Musikvideos bringen dir Reichweite auf Plattformen wie YouTube oder Instagram und sind eine schöne Möglichkeit, dich oder deine Band der Öffentlichkeit zu präsentieren. Was du wissen musst, um mit einfachen Mitteln ein eigenes Musikvideo zu erstellen, erfährst du in diesem Beitrag. Dabei gehen wir die drei Schritte der Videoproduktion nacheinander durch: Vorbereitung, Dreh und Post-Production.
Vorbereitung
Plattformen
Für YouTube benötigst du ein Video im Querformat, normalerweise im Seitenverhältnis 16 zu 9, obwohl auch andere Formate möglich sind. Soziale Netzwerke wie Instagram oder TikTok, aber auch YouTube Shorts brauchen Hochkant-Inhalte im Format 9 zu 16. Und es gibt noch weitere wichtige Unterschiede:
| YouTube | Social Media & YouTube Shorts | |
|---|---|---|
| Format | Querformat (16:9) | Hochformat (9:16) |
| Auflösung | Full HD oder 4K | 1080 px breit, 1920 px hoch |
| Länge | Ganzes Musikvideo | Ausschnitte (z. B. Refrain) – 30 bis 60 s (empfohlen) |
| Uploads | Ein Upload pro Song | Mehrere Varianten/Uploads pro Song |
| Qualität | Ausproduziertes Video | Wenig Schnitte, authentischer Content |
Es ist durchaus möglich, bei einem Dreh Inhalte sowohl für YouTube als auch für Social Media zu produzieren. Idealerweise planst du beim Dreh ein, dass einzelne Szenen auch hochkant gefilmt werden, und positionierst die Kamera entsprechend. Alternativ kannst du auch deine Querformat-Szenen für soziale Netzwerke zuschneiden – das ist aber unter Umständen mit Qualitätseinbußen verbunden.
Konzept
Ein gut ausgearbeitetes Konzept hilft dir, beim Dreh ein klares Ziel vor Augen zu haben.

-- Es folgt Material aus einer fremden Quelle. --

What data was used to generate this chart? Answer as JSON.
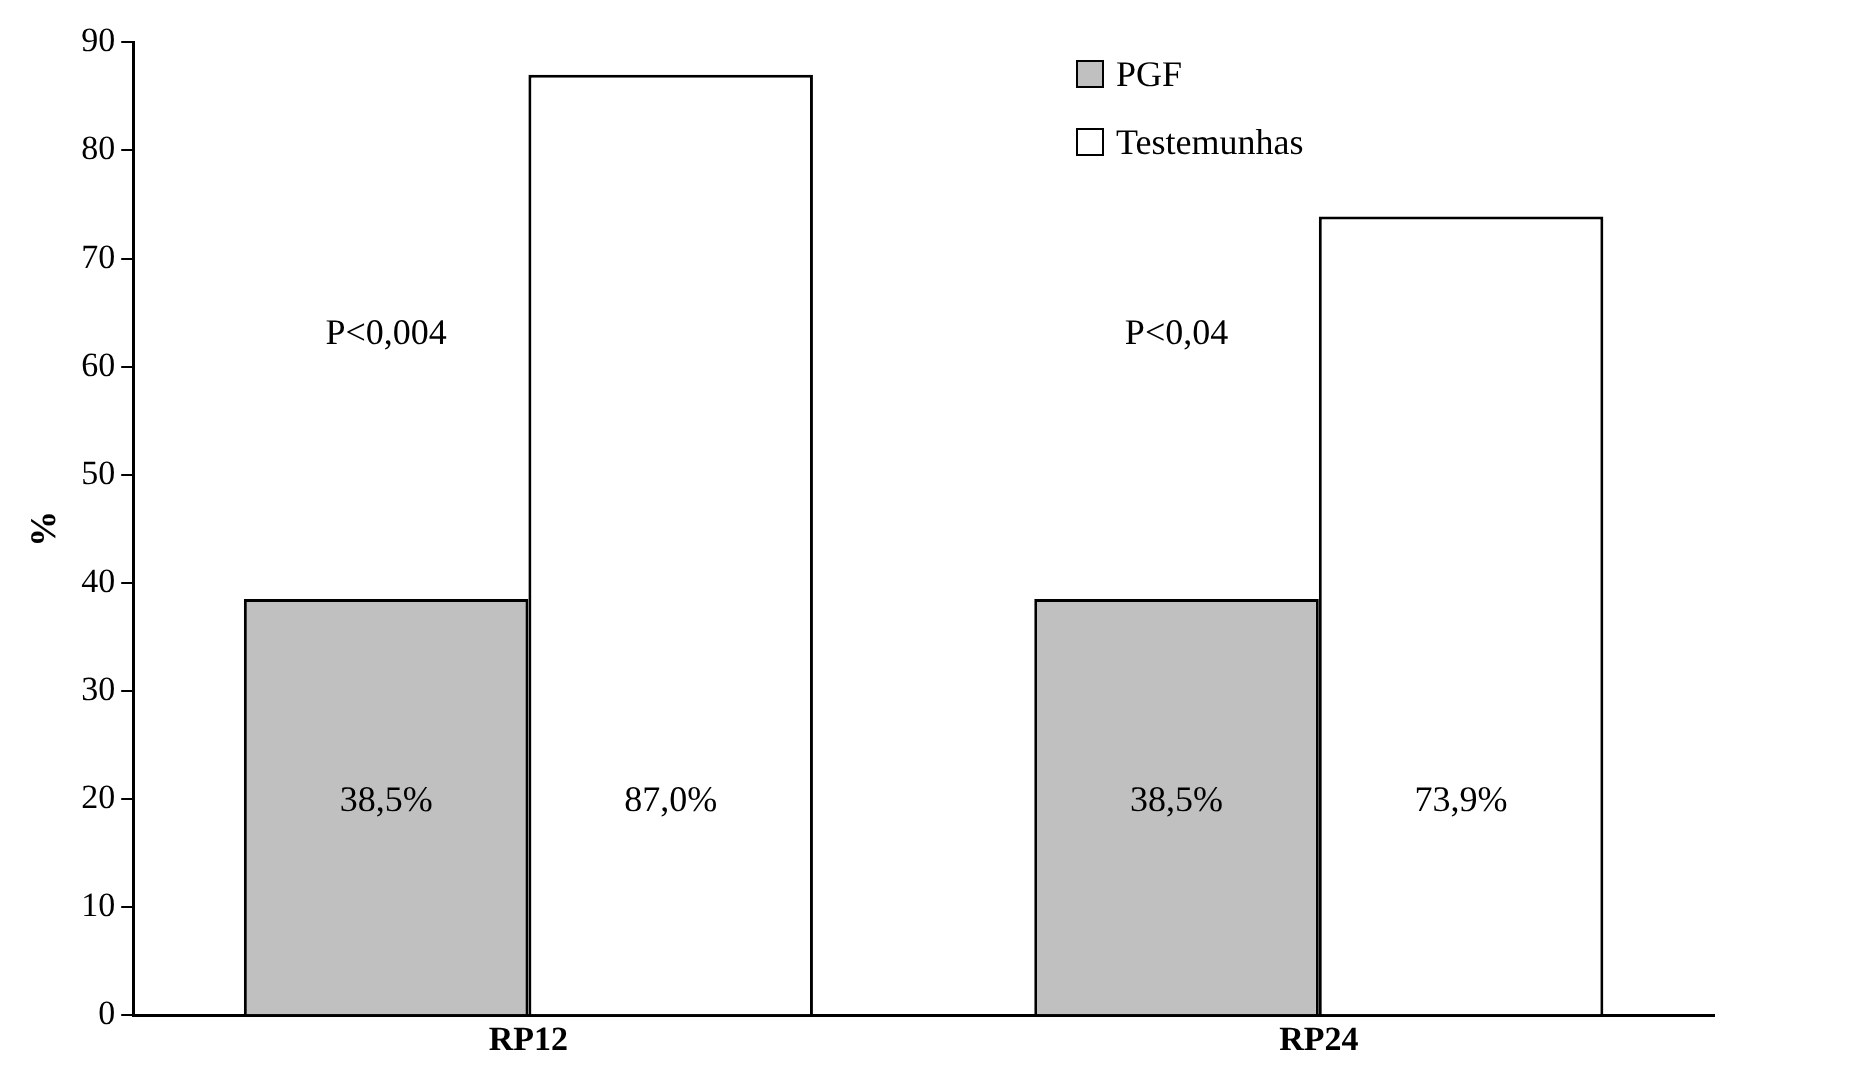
{
  "chart_data": {
    "type": "bar",
    "categories": [
      "RP12",
      "RP24"
    ],
    "series": [
      {
        "name": "PGF",
        "color": "#c0c0c0",
        "values": [
          38.5,
          38.5
        ],
        "value_labels": [
          "38,5%",
          "38,5%"
        ]
      },
      {
        "name": "Testemunhas",
        "color": "#ffffff",
        "values": [
          87.0,
          73.9
        ],
        "value_labels": [
          "87,0%",
          "73,9%"
        ]
      }
    ],
    "ylabel": "%",
    "ylim": [
      0,
      90
    ],
    "yticks": [
      0,
      10,
      20,
      30,
      40,
      50,
      60,
      70,
      80,
      90
    ],
    "annotations": [
      "P<0,004",
      "P<0,04"
    ],
    "legend": "top right",
    "grid": false
  }
}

Nach einem ersten Brainstorming suchst du dir am besten Referenzen, sammelst Ideen und erarbeitest daraus dein Konzept für das Musikvideo. Für den Beginn ist es am einfachsten, wenn du die beteiligten Musiker:innen zeigst, wie sie den Song performen – zum Beispiel im Proberaum, in einer spannenden Location oder auf einer Bühne. Diese Aufnahmen alleine können schon ein rundes und vollumfängliches Musikvideo ergeben – und sind auch eine gute Grundlage für ein umfangreicheres Video, bei dem du beispielsweise weitere Szenen hinzufügst, die eine Geschichte erzählen. Mit umfangreicher Geschichte und vielen beteiligten Personen/Schauspieler:innen steigt natürlich auch die Komplexität des Drehs – konzentriere dich daher für den Anfang am besten auf reine Performance-Szenen.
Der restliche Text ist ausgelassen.